Przyjmuję ten stan rzeczy bez entuzjazmu, ale też i bez obawy. Prezydent nie ma racji - powiedział starosta Kwaśniewski. - Prezydent mówi, żeby przekazać gminom drogi, a sam jest gminą, która nie chciała tych dróg przejąć - dodał.
Do rozmowy Kwaśniewskiego z Bolec.Info odnosiły się także inne media - m.in. dziennikarze lokalnej telewizji podczas rozmowy z Piotrem Romanem.

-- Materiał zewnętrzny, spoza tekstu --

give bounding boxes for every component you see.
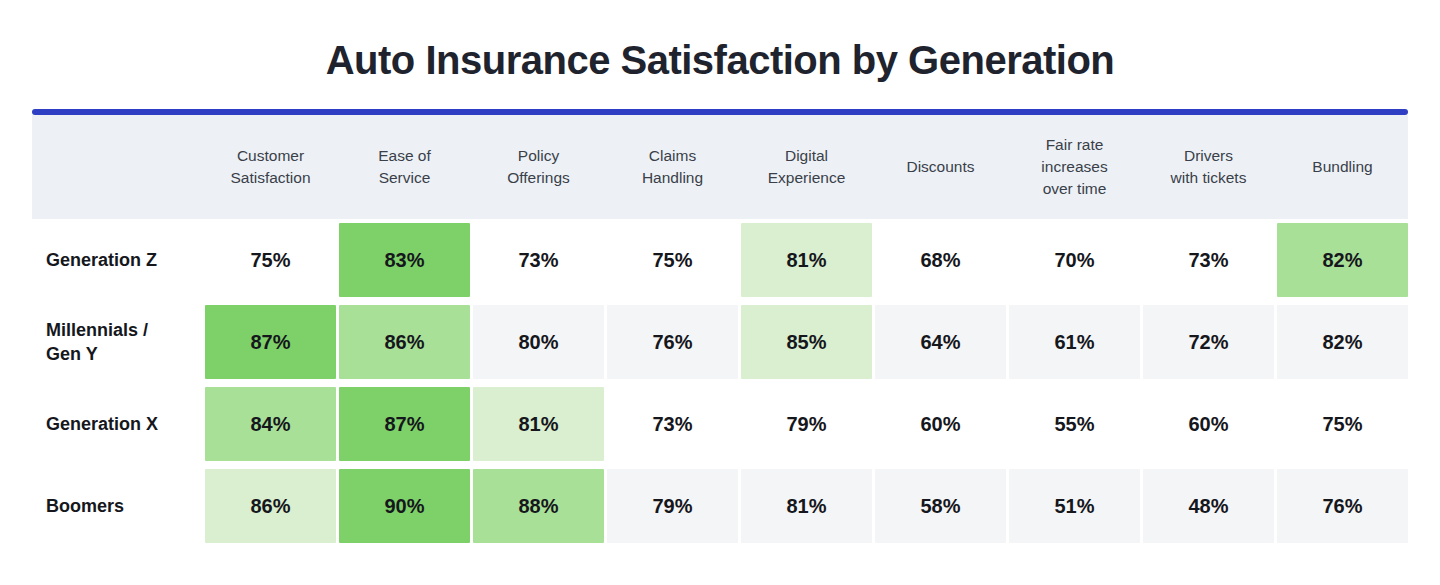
value-cell: 68% bbox=[875, 223, 1006, 297]
value-cell: 83% bbox=[339, 223, 470, 297]
table-body: Generation Z75%83%73%75%81%68%70%73%82%M… bbox=[32, 223, 1408, 543]
value-cell: 64% bbox=[875, 305, 1006, 379]
table-row: Boomers86%90%88%79%81%58%51%48%76% bbox=[32, 469, 1408, 543]
column-header: Bundling bbox=[1277, 156, 1408, 178]
infographic: Auto Insurance Satisfaction by Generatio… bbox=[32, 38, 1408, 543]
value-cell: 82% bbox=[1277, 223, 1408, 297]
column-header: ClaimsHandling bbox=[607, 145, 738, 188]
table-header: CustomerSatisfactionEase ofServicePolicy… bbox=[32, 115, 1408, 219]
table-row: Generation Z75%83%73%75%81%68%70%73%82% bbox=[32, 223, 1408, 297]
table-row: Millennials /Gen Y87%86%80%76%85%64%61%7… bbox=[32, 305, 1408, 379]
value-cell: 76% bbox=[607, 305, 738, 379]
column-header: Ease ofService bbox=[339, 145, 470, 188]
value-cell: 90% bbox=[339, 469, 470, 543]
value-cell: 48% bbox=[1143, 469, 1274, 543]
table-row: Generation X84%87%81%73%79%60%55%60%75% bbox=[32, 387, 1408, 461]
value-cell: 73% bbox=[473, 223, 604, 297]
column-header: PolicyOfferings bbox=[473, 145, 604, 188]
value-cell: 55% bbox=[1009, 387, 1140, 461]
value-cell: 60% bbox=[1143, 387, 1274, 461]
value-cell: 60% bbox=[875, 387, 1006, 461]
row-label: Generation X bbox=[32, 387, 202, 461]
value-cell: 84% bbox=[205, 387, 336, 461]
column-header: DigitalExperience bbox=[741, 145, 872, 188]
value-cell: 72% bbox=[1143, 305, 1274, 379]
value-cell: 86% bbox=[205, 469, 336, 543]
row-label: Millennials /Gen Y bbox=[32, 305, 202, 379]
value-cell: 88% bbox=[473, 469, 604, 543]
value-cell: 79% bbox=[607, 469, 738, 543]
value-cell: 87% bbox=[339, 387, 470, 461]
value-cell: 86% bbox=[339, 305, 470, 379]
row-label: Boomers bbox=[32, 469, 202, 543]
value-cell: 76% bbox=[1277, 469, 1408, 543]
value-cell: 85% bbox=[741, 305, 872, 379]
value-cell: 82% bbox=[1277, 305, 1408, 379]
value-cell: 73% bbox=[1143, 223, 1274, 297]
column-header: Fair rateincreasesover time bbox=[1009, 134, 1140, 199]
column-header: Discounts bbox=[875, 156, 1006, 178]
value-cell: 81% bbox=[473, 387, 604, 461]
column-header: CustomerSatisfaction bbox=[205, 145, 336, 188]
value-cell: 75% bbox=[607, 223, 738, 297]
value-cell: 75% bbox=[205, 223, 336, 297]
value-cell: 75% bbox=[1277, 387, 1408, 461]
value-cell: 80% bbox=[473, 305, 604, 379]
column-header: Driverswith tickets bbox=[1143, 145, 1274, 188]
value-cell: 58% bbox=[875, 469, 1006, 543]
value-cell: 81% bbox=[741, 469, 872, 543]
value-cell: 79% bbox=[741, 387, 872, 461]
satisfaction-table: CustomerSatisfactionEase ofServicePolicy… bbox=[32, 115, 1408, 543]
value-cell: 51% bbox=[1009, 469, 1140, 543]
value-cell: 73% bbox=[607, 387, 738, 461]
row-label: Generation Z bbox=[32, 223, 202, 297]
page-title: Auto Insurance Satisfaction by Generatio… bbox=[32, 38, 1408, 83]
value-cell: 81% bbox=[741, 223, 872, 297]
value-cell: 87% bbox=[205, 305, 336, 379]
value-cell: 61% bbox=[1009, 305, 1140, 379]
value-cell: 70% bbox=[1009, 223, 1140, 297]
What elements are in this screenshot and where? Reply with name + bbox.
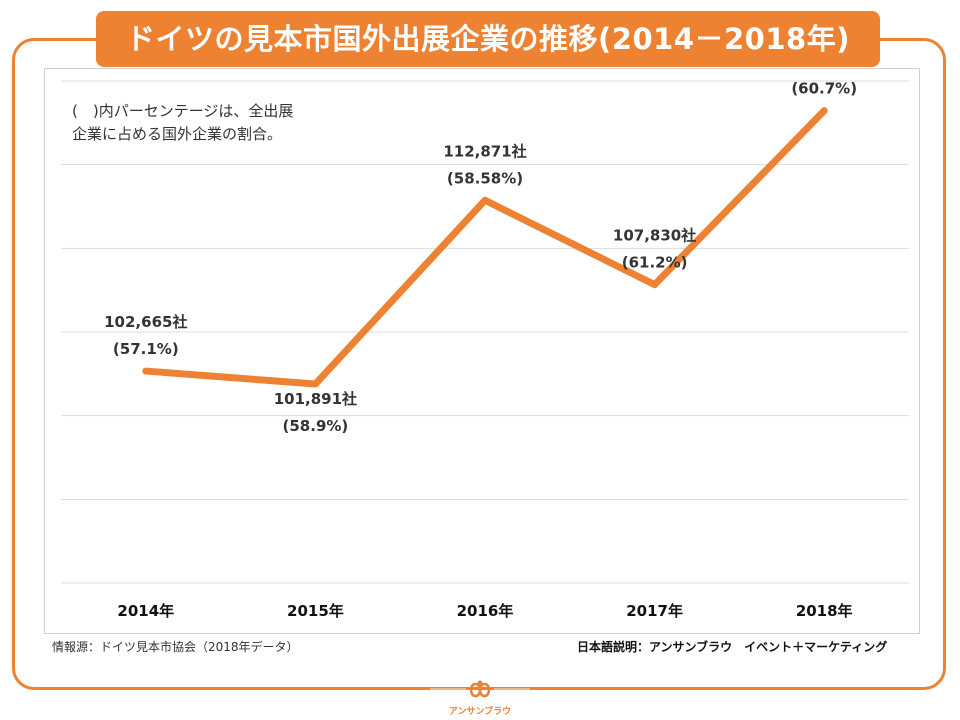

Roman wycofał pozew przeciwko Żakowi
Kampania w wyborach o fotel prezydenta zakończyła się interesującym wydarzeniem. Piotr Roman w trybie wyborczym podał do sądu Piotra Żaka, który to w wywiadzie dla Bolec.Info stwierdził, że podatki są "na maksymalnym poziomie". Po zaprezentowaniu przez Żaka swoich argumentów Roman wycofał swój pozew, a sąd ostatecznie umorzył postępowanie. Żak nie musiał ani przepraszać ani prostować. Pisaliśmy o tym w tekście
Proces sądowy Roman vs. Żak zakończony
Nudna kampania do rad
Równolegle z kampanią prezydencką trwała kampania wyborcza do rady powiatu bolesławieckiego, rad i wójtów gmin czy na burmistrza Nowogrodźca. Kampania ta była wyjątkowo nudna. Kandydaci nie mieli do zaproponowania zbyt wiele, poza plakatami prezentującymi ich twarze i slogany, z których nic nie wynika. Niektórzy radni starający się o kolejną kadencję, zapytani o swoje osiągniecia minionych czterech lat, nie potrafili odpowiedziec na tak proste pytanie. Na ulicach Bolesławca pojawiły się także samochody z billboardami na dachu czy przyczepy - które irytowały mieszkańców ponieważ przez całe dnie stały zaparkowane w centrum i blokowały miejsca parkingowe, z których mieszkańcy nie mogli w tym czasie korzystac.
Kampania bez wyczucia
Kandydaci prezentowali swoje plakaty, gdzie tylko mogli i kiedy tylko mogli. Wielu mieszkańców miasta było oburzonych, gdy zobaczyli plakaty wyborcze przy bramie cmentarza w Dniu Wszystkich Świętych. Pisaliśmy o tym w tekście
Cmentarna kampania wyborcza. Przy cmentarzu mogliśmy zobaczyć plakaty m.in. kandydatów Ziemi Bolesławieckiej, Platformy Samorządowej, czy komitetu Wasza Rada.
Niszczone plakaty
W trakcie kampanii doszło także do licznych zniszczeń. Kandydatowi Platformy Samorządowej na prezydenta Piotrowi Żakowi nieznani sprawcy włamali się do samochodu - pisaliśmy o tym na łamach Bolec.Info:
Wybita szyba w samochodzie kandydata. Niszczone były także plakaty - m.in. kandydata na prezydenta Macieja Małkowskiego - pisaliśmy o tym w tekście:
Kampania coraz bardziej brutalna oraz
Kampania coraz bardziej brutalna (II).
Prezentacja kandydatów na Bolec.Info
W ciągu ostatniego miesiąca każdego dnia prezentowaliśmy Wam listy kandydatów w poszczególnych okręgach (wybory do rady miasta i do rady powiatu). Kilkadziesiąt tysięcy odsłon, kilkaset komentarzy i wypowiedzi. Dziękujemy Wam za udział w kampanii wyborczej i cieszymy się, że - m.in. dzięki Wam, Naszym Czytelnikom, centrum bolesławieckiej kampanii wyborczej było właśnie na łamach Portalu i Gazety Bolec.Info.